Both sides met May 27, and the pow-wow was productive, the physicians said.
"It's a good case of both sides being right," the ACP-ASIM's Doherty said. "There aren't many physicians who are actually prosecuted, but the rhetoric has an effect. There's more scrutiny and second-guessing. We talked about how our members can handle that. We decided closer consulting at the outset could ease a lot of concerns about the inspector general's actions," he said.
But not all physician organizations believe the government is so approachable.
For example, the American Academy of Family Physicians has gone to beneficiaries with its concerns. After the government rolled out a campaign to have seniors become watchdogs of medical fraud, the AAFP leadership met with the American Association of Retired Persons to exchange views.
The AARP had joined HHS in sponsoring the "Who Pays? You Pay" campaign, which aims to teach seniors how to better read medical bills and report potential fraud.
"It's very difficult to overcome problems with the government because the government is in a well-defended position," said Robert Graham, M.D., executive vice president of the AAFP. "Plus, the (enforcement) agencies are under a great deal of pressure from Congress to save Medicare money. I really don't know what the best way to handle it is."

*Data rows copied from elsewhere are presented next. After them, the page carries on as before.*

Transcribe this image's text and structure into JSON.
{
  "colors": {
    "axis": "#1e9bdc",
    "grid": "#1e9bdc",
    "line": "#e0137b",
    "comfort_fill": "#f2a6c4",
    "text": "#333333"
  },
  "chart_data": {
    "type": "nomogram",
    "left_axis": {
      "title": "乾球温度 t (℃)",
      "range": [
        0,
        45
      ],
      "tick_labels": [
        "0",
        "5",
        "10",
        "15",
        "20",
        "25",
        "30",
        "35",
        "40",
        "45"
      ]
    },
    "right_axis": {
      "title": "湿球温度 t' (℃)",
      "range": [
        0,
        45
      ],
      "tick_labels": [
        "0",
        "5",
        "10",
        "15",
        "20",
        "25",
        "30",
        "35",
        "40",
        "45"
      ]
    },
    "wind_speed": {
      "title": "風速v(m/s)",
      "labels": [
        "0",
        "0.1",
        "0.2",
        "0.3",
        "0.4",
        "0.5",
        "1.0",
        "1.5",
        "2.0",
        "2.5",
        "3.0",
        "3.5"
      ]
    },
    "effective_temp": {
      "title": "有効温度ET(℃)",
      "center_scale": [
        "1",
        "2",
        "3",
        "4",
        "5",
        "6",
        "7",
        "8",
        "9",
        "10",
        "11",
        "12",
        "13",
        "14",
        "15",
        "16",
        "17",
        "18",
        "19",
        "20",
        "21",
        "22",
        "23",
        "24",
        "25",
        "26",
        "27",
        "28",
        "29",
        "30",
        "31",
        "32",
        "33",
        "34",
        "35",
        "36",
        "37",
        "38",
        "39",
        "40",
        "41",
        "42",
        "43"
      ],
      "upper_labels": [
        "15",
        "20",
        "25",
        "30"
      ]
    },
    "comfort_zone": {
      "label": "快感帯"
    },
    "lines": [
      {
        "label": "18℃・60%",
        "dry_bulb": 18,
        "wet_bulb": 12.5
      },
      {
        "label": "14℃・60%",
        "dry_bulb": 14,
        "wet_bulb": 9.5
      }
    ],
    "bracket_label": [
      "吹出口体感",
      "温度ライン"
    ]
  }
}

Graham described the AARP meeting as cordial but said the two sides did not reach any agreements.
The AMA is taking a two-pronged approach, appealing to beneficiaries as the AAFP has done and meeting with federal enforcers as the ACP-ASIM has done.
The cornerstone of the AMA's patient outreach is a form letter developed last month for its members to send to their patients.
The letter assures patients that the physicians are trying to comply with Medicare rules and warns them that inadvertent billing errors do occur occasionally. If patients notice any errors, they should contact the physician's office, the letter says.
AMA President Nancy Dickey, M.D., said communicating with patients about compliance efforts is especially important as more government money flows into educating seniors. Earlier this month, HHS Secretary Donna Shalala awarded $7 million in grants to fund "senior fraud patrols" in 38 states.
The AMA has also met with the inspector general's staff and HCFA.
"There are a number of areas where they've agreed to make changes, like giving physicians more time to respond to inquiries," Dickey said.
Like the ACP-ASIM, the AMA hopes to work out an arrangement whereby enforcement agents ask for physicians' advice on fraud alerts, reports and other initiatives.
"They continue not to call on us (for advice)," Dickey said. "We can certainly continue to use formal and informal means of communicating, but at some point we may have to pursue legislation or litigation."
Taking different roads doesn't mean that physician groups aren't all trying to end up in the same place, the ACP-ASIM's Doherty said.
"There is no conflict. Clearly, we all want to be constructive and eliminate real fraud and abuse," Doherty said."